Fin dalla sua traumatica fondazione nel 1979, la Repubblica islamica dell’Iran ha rappresentato – o perlomeno è stata percepita – come uno dei principali fattori d’insicurezza regionale da parte di una pluralità di attori diversi, dagli Stati Uniti, a Israele, ai paesi arabi sunniti. Il timore e l’ostilità verso il governo post rivoluzionario di Teheran hanno, in questi decenni, catalizzato improbabili alleanze o sinergie politiche, economiche e persino militari da parte di stati pur molto divisi fra loro.

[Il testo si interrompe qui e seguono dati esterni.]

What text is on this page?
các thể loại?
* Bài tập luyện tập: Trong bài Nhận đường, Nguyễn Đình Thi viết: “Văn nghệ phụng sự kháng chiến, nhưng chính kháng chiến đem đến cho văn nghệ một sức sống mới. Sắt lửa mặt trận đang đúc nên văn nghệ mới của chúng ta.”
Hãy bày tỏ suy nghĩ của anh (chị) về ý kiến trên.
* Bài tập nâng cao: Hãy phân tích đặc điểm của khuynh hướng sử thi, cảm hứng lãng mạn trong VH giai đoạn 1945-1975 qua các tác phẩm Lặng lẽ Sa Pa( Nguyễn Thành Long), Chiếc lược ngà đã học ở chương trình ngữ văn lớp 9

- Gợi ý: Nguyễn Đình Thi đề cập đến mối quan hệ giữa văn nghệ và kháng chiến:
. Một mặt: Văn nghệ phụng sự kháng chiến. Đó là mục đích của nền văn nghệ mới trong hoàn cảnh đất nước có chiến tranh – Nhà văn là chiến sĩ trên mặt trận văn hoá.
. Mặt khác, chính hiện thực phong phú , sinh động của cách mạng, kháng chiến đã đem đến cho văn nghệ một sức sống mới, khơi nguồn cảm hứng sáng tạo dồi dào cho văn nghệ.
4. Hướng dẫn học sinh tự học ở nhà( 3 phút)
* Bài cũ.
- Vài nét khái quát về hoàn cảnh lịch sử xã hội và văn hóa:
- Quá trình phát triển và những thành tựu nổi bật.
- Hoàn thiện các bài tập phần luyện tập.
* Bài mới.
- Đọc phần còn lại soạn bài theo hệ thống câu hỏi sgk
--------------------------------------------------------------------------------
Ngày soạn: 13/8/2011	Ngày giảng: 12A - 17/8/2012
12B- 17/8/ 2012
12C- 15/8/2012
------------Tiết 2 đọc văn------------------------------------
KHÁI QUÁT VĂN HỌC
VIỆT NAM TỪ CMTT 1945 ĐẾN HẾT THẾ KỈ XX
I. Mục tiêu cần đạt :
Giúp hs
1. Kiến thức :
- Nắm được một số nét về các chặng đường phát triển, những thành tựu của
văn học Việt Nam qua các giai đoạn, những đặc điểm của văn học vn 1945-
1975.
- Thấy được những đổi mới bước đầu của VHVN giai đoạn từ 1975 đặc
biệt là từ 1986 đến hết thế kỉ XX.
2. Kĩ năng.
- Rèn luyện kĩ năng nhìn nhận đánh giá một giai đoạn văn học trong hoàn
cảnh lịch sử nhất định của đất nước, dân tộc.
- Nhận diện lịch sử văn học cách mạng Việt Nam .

E nonostante guerre, embarghi, tentativi d’isolamento, pressioni, risoluzioni Onu, minacce di attacchi militari l’Iran è divenuto in quest’ultimo decennio un attore ancora più forte verso l’esterno e più radicale al proprio interno. Molti analisti sottolineano come la crescita del ruolo geopolitico del paese sia derivata più dall’insipienza dei suoi nemici e dalla disastrosa politica mediorientale delle Amministrazioni Bush, piuttosto che dalle capacità dell’élite di potere repubblicana. Un’osservazione ingenerosa, sia pur fondata su solidi argomenti. Va dato atto a Teheran di aver sfruttato con abilità il proprio soft power e con spregiudicato cinismo le tante crisi presenti in Medio Oriente, sviluppando nel contempo importanti relazioni politiche ed economiche con le nuove po-tenze in ascesa a livello mondiale, Cina fra tutte.
Architrave di questa ascesa è stato indubbiamente il programma di arricchimento nucleare iraniano; nonostante tutti i tentativi di trovare un compromesso che rassicurasse la comunità internazionale senza bloccare le aspirazioni tecnologiche di Teheran – e nonostante pressioni e minacce – l’Iran è ormai vicino ad acquisire una capacità nucleare militare latente. Una latenza che inquieta i paesi arabi molto più del nucleare israeliano, e che può spingere lo stato ebraico ad azzardi militari dalle conseguenze potenzialmente catastrofiche per tutta la regione. Ad aggravare questa percezione di rischio contribuiscono poi i legami che l’Iran ha con movimenti islamisti radicali e violentemente anti-israeliani (da Hezbollah a Hamas), la popolarità del presidente ultra-radicale Mahmoud Ahmadinejad presso le opinioni pubbliche islamiche (non necessariamente sciite), la crescita d’influenza in Iraq, Afghanistan e presso le minoranze sciite politicizzate del Golfo.
Ma dietro questa immagine di forza e peso geopolitico vi è il rovescio della medaglia: l’Iran è un paese che – dopo le illusioni di un riformismo interno (1997-2005) che ha inutilmente cercato di democratizzare il paese a piccoli passi – attraversa una crisi di legittimità e di consenso come mai prima. L’ascesa degli ultra-radicali e dei pasdaran ha scardinato i precedenti assetti di potere, in-nescando una crescente repressione di ogni dissenso interno e una tendenza verso un neo-totalitarismo para-militare che rischia di travolgere la teocrazia sciita.
Dietro l’eccesso di confidenza degli ultra-radicali vi è un paese colpito duramente dalle sanzioni economiche, con il ceto commerciale dei baazari – una colonna tradizionale della Repubblica islamica – in progressivo distacco dal regime al potere. Il graduale ritiro militare statunitense dall’Iraq e, in futuro, di quello Nato dall’Afghanistan paradossalmente diminuiscono la capacità di Teheran di colpire in modo asimmetrico l’Occidente, mentre rafforzano l’ostilità dei paesi arabi sunniti. Anche la crescita di rapporti con i governi regionali (dalla Turchia all’Iraq, dal Pakistan all’Afghanistan) in qualche modo condiziona il governo iraniano a una politica meno avventurista e radicale.
Piaccia o meno, l’Iran è oggettivamente una potenza geopolitica regionale. L’ascesa al suo interno di un nuovo gruppo di potere ultra-radicale è stata il frutto anche dei nostri errori e della nostra incapacità di sostenere le forze riformiste e moderate. Una politica internazionale meno controproducente e meno velleitaria è il primo passo per attenuare la percezione della minaccia iraniana nel 2011.